Pour mettre en scène ce récit autobiographique de Vladimir Arseniev, un projet qui lui tenait à cœur depuis ses premiers pas d'assistant réalisateur d’après les dires de l’acteur Yuri Solomin, Akira Kurosawa aura attendu l'ultime phase de son immense carrière ; celle de la couleur qu’il amorce en 1970 avec Dodeskaden. Autre trait caractéristique de cette fin de carrière qui fait ici son apparition, le goût du réalisateur nippon pour l’ailleurs car si c’est à ma connaissance la première fois qu’il ira chercher un financement auprès d’investisseurs étrangers ce ne sera pas la dernière. Pour Ran ce sera en France, pour Rêves à Hollywood, mais pour Dersou Ouzala ce sera en URSS, lui permettant ainsi de tourner dans les lieux mêmes visités et décrits par l’écrivain dans son livre La Taïga de L’Oussouri : Mes expéditions avec le chasseur golde Dersou.

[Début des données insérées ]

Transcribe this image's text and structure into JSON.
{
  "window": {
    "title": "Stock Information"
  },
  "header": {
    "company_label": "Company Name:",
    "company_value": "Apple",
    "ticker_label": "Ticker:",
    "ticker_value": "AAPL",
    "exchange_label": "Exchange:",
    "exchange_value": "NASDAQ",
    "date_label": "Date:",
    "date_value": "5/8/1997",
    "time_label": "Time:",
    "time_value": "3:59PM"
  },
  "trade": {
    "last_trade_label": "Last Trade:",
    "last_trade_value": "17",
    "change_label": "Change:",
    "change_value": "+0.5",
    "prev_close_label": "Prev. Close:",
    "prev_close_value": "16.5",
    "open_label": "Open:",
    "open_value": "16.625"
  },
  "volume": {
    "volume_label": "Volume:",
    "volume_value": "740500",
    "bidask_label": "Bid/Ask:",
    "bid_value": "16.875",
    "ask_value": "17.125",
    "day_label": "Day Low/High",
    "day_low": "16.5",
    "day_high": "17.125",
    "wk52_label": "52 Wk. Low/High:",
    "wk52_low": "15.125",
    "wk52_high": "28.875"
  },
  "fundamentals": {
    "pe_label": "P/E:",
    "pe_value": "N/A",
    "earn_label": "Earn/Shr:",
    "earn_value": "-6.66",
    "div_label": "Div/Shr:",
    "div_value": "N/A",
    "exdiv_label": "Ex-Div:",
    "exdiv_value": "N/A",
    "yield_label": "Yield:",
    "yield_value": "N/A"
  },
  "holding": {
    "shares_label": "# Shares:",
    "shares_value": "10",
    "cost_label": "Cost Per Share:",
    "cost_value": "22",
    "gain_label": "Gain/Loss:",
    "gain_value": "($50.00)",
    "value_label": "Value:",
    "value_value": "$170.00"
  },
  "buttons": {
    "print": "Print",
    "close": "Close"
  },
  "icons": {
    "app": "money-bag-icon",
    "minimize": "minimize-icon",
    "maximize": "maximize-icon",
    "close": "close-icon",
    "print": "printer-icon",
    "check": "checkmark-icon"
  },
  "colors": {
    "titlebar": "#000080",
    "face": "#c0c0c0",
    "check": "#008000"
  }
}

Conte sur la rencontre des cultures, sur l’étroite relation entre l’homme et la nature qui l’entoure et sur la naissance d’une amitié inattendue, Dersou Ouzala est un film qui, en narrant l’improbable rencontre entre un chasseur golde et un officier-topographe de l’armée russe chargé de cartographier une région de la Taïga orientale, étonnera ceux qui s’étaient arrêtés aux célèbres films de sabre de Kurosawa mais qui ravira les spectateurs marqués par l’humanisme déchirant mais toujours sobrement dénué de sensationnalisme qu’il affichait déjà dans des réalisations mémorables de ses débuts tels que ce chef d’œuvre méconnu qu’est Vivre. Certains plans de la forêt boréale, et surtout ceux magnifiques de la traversée d’un lac gelé, resteront longuement vives dans l’esprit du spectateur tout comme l’image d’une forte amitié qui naît entre deux hommes qui se retrouvent à la merci d’une nature écrasante. A éviter simplement la copie proposée en DVD par MK2, la qualité de l’image n’étant franchement pas digne du film de Kurosawa.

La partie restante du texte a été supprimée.